The Obama administration has been working behind the scenes to encourage a transitional government that would draw in members of the opposition. Such a government would function until elections in September and give time for new opposition parties to organize — and new leaders to appear.

The shape of the transition remains murky as Mubarak ponders his future. But one thing is clear: The Egyptian army would play a major stabilizing role, with public approval.

Proposals on how to manage the transition, from various opposition groups, are zipping around the Internet; I’ve been receiving translations from Cairo. They include names of distinguished Egyptians who might take part in a transition team; most are secular intellectuals and technocrats, such as Nobel Prize-winning scientist Ahmed Zewail and Dr. Gawdat el-Malt, president of the Central Auditing Organization, as well as politicians like Amr Moussa, secretary-general of the Arab League.

These proposals remind us that there are many talented Egyptians who, given the chance, could emerge into leadership roles.
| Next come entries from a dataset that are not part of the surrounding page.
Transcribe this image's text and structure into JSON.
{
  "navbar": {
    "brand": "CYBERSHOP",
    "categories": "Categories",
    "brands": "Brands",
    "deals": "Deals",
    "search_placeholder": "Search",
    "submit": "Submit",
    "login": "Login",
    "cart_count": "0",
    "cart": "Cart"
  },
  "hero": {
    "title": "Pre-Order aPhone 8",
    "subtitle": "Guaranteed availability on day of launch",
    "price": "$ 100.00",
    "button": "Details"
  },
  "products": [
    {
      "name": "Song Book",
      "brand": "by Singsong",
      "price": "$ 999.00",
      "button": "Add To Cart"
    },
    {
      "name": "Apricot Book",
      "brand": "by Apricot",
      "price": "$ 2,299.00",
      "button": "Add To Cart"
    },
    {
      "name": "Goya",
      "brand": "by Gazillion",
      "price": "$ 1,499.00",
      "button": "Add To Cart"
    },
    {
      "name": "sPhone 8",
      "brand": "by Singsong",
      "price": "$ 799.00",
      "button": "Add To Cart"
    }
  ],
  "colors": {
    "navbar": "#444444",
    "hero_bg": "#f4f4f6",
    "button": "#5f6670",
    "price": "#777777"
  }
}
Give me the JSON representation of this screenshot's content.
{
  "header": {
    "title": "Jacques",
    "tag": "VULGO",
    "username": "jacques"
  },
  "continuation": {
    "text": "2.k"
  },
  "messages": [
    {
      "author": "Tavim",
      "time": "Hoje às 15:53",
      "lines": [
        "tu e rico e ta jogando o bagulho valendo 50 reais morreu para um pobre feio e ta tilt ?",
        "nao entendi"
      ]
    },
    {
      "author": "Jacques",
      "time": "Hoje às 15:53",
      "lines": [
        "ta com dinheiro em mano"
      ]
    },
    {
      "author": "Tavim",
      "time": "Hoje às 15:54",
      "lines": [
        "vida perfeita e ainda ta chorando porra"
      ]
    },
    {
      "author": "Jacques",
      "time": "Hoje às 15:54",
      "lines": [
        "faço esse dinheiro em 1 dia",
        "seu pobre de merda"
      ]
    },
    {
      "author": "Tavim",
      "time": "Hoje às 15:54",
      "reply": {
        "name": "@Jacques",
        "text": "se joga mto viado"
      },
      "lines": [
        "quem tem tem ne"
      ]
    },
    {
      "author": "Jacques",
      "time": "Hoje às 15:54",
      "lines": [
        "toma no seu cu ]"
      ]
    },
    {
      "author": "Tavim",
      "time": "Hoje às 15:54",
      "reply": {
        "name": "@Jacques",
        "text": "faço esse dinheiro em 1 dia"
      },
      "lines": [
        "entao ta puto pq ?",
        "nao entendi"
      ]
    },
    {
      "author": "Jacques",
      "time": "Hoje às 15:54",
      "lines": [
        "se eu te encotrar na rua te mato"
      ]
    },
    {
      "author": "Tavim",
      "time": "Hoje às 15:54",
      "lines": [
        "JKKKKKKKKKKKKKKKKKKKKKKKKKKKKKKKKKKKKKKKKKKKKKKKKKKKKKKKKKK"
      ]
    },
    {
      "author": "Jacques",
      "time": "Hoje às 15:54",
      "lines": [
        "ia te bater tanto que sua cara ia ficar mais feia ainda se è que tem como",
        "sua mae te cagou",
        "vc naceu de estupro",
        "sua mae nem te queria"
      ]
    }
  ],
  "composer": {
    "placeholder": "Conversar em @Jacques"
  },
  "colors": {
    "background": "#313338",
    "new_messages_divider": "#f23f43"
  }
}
So when people talk about Egypt being “lost,” I respond that Egyptians are just finding themselves. Theirs is a talented population that had given up on the future of its country. Shahira Amin, a noted presenter on state-owned Nile TV, who quit last week when the channel refused to show state-sponsored violence, put it well: “I thought Egypt was a mountain that could not be moved. These young people did what my generation couldn’t do.”

A new Egyptian government may be fragmented; its leadership may be weak. It may not be as responsive to U.S. interests as an autocrat would be. But the army — which has strong U.S. ties — is hardly likely to break the peace treaty with Israel.

This revolution is “made in Egypt,” it’s not Islamist, and the United States can’t stop it. The wisest U.S. course, which the Obama team is now pursuing, is to help Egyptians organize an orderly transition and build up their political system — into something better than the region has seen.